BPOLBF, jelasnya, memiliki program penanaman bambu. Bambu sendiri kata dia, adalah sebuah potensi ekonomi yang sangat potensial untuk dimanfaatkan.
Shana menyebut, Flores merupakan pulau yang potensial dengan bambu, akan tetapi tidak cukup banyak resort yang mengelola itu.
“Ruang-ruang kosong ini juga akan menjadi integrasi showcase-nya bambu-bambu yang ada di Manggarai Barat, Flores dan NTT seluruhnya,” jelasnya .
Terkait mata air di kawasan itu, Shana menyebut Hutan Bowosie memiliki luas sebesar 22 ribu hektar lebih.
Dalam konteks cadangan air tanah dan tangkapan air hujan kata dia, semua pihak bisa melihat lokasi lahan otorita di Bowosie berada posisi mana.
“Nah, untuk posisi lahan Otorita sendiri berada daerah distraksi atau tempat airnya keluar. Bukan tempat air itu ditangkap. Sementara untuk penangkapan air itu berada di kawasan keliling sana dan namanya masih hutan Bowosie,” ujarnya.
Dirinya meminta untuk semua pihak agar perlu melihat, jalur air itu berada di sebelah mana.
“Sehingga ketika kita mengkonservasi misalkan pembalakan liar itu berada di daerah tangkapan air baru akan menyebabkan air tidak bisa mengalir dan siklus hidrologi akan terganggu air tidak akan keluar. Begitupun sebaliknya,” jelasnya.
Untuk hal ini kata dia, yang akan dilakukan di sini antara lain tidak akan menggunakan air tanah yang ada di Lahan Otorita, tapi mengunakan air yang terkoneksi dengan SPAM perkotaan yang sudah didesain oleh Kementerian PUPR.
“Artinya lokasi yang akan kita bangun ini tidak menggunakan air tanahnya tetapi kita menggunakan air SPAM perpipaan di perkotaan,” tegasnya.
Selain itu kata dia, pihaknya akan menggunakan sistem daur ulang air. Untuk air yang sudah terpakai kata di, akan digunakan lagi untuk penyiraman tanaman dan segala macamnya.
“Dan titik-titik yang memungkinkan untuk penampungan air hujan kita akan maksimalkan,” jelasnya.
Shana menegaskan kembali bahwa pihaknya akan meremajakan kembali ekosistem yang ada agar keanekaragaman hayati dan cagar biosfer Komodo dimunculkan kembali.

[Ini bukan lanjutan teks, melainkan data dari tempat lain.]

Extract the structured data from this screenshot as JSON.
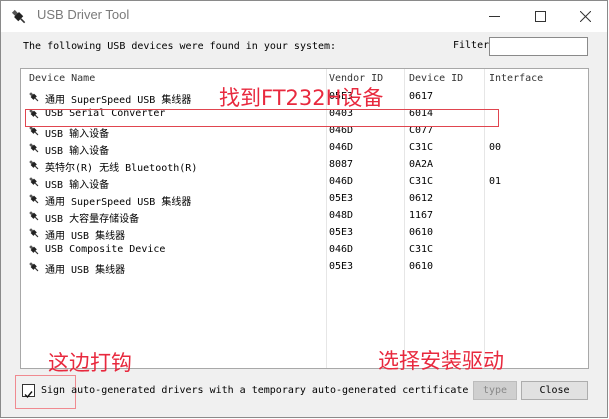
{
  "window": {
    "title": "USB Driver Tool",
    "controls": [
      "minimize-icon",
      "maximize-icon",
      "close-icon"
    ]
  },
  "header": {
    "description": "The following USB devices were found in your system:",
    "filter_label": "Filter",
    "filter_value": ""
  },
  "table": {
    "columns": [
      "Device Name",
      "Vendor ID",
      "Device ID",
      "Interface"
    ],
    "rows": [
      {
        "name": "通用 SuperSpeed USB 集线器",
        "vendor": "05E3",
        "device": "0617",
        "interface": ""
      },
      {
        "name": "USB Serial Converter",
        "vendor": "0403",
        "device": "6014",
        "interface": ""
      },
      {
        "name": "USB 输入设备",
        "vendor": "046D",
        "device": "C077",
        "interface": ""
      },
      {
        "name": "USB 输入设备",
        "vendor": "046D",
        "device": "C31C",
        "interface": "00"
      },
      {
        "name": "英特尔(R) 无线 Bluetooth(R)",
        "vendor": "8087",
        "device": "0A2A",
        "interface": ""
      },
      {
        "name": "USB 输入设备",
        "vendor": "046D",
        "device": "C31C",
        "interface": "01"
      },
      {
        "name": "通用 SuperSpeed USB 集线器",
        "vendor": "05E3",
        "device": "0612",
        "interface": ""
      },
      {
        "name": "USB 大容量存储设备",
        "vendor": "048D",
        "device": "1167",
        "interface": ""
      },
      {
        "name": "通用 USB 集线器",
        "vendor": "05E3",
        "device": "0610",
        "interface": ""
      },
      {
        "name": "USB Composite Device",
        "vendor": "046D",
        "device": "C31C",
        "interface": ""
      },
      {
        "name": "通用 USB 集线器",
        "vendor": "05E3",
        "device": "0610",
        "interface": ""
      }
    ]
  },
  "annotations": {
    "find_device": "找到FT232H设备",
    "check_here": "这边打钩",
    "select_install": "选择安装驱动"
  },
  "footer": {
    "sign_label": "Sign auto-generated drivers with a temporary auto-generated certificate",
    "sign_checked": true,
    "type_button": "type",
    "close_button": "Close"
  },
  "colors": {
    "annotation_red": "#e8293e",
    "highlight_border": "#e0454f"
  }
}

“Pertanyaannya adalah, misalkan saat ini burungnya ada 10, bisa nggak jadikan 100? Bisa dong. Gimana caranya? Kita ciptakan habitatnya. Itu yang saya sampaikan bahwa kita meremajakan kembali ekosistem yang ada, sehingga keanekaragaman hayati dan cagar biosfer komodo dimunculkan kembali,” tegas Shana.

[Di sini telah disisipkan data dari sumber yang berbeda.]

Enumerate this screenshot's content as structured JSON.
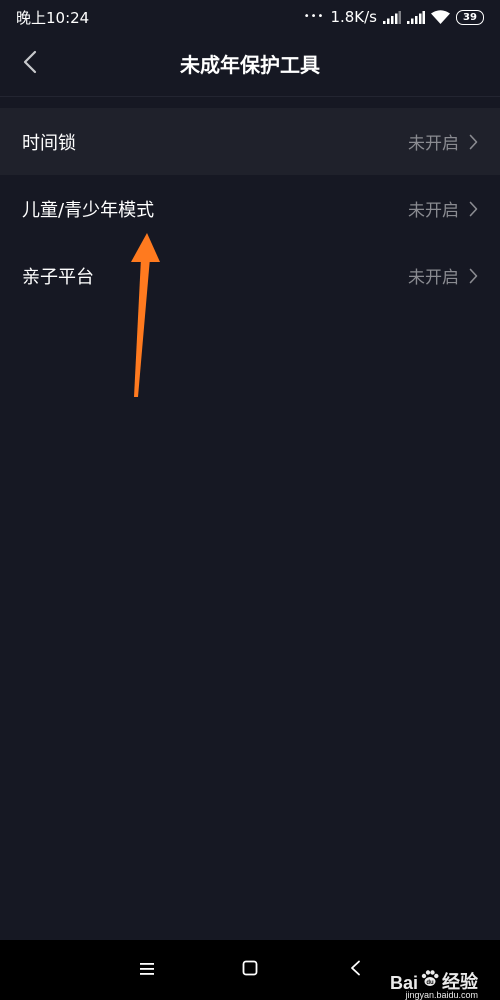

Shana mneyebut, hal ini menjadi tantangan bagi BPOLBF untuk pengembangan kawasan lahan Otorita ini.
“kita lihat alam ini sangat cerdas, dia bisa pulih. Sehingga kehadiran kami untuk mempercepat pemulihan tersebut. Sehingga dengan menjaga hutan di situlah kelestarian kembali dan akhirnya orang bisa melihat Labuan Bajo yang seratus tahun lalu dan kembali ke hari ini akan tetap sama,” tambahnya.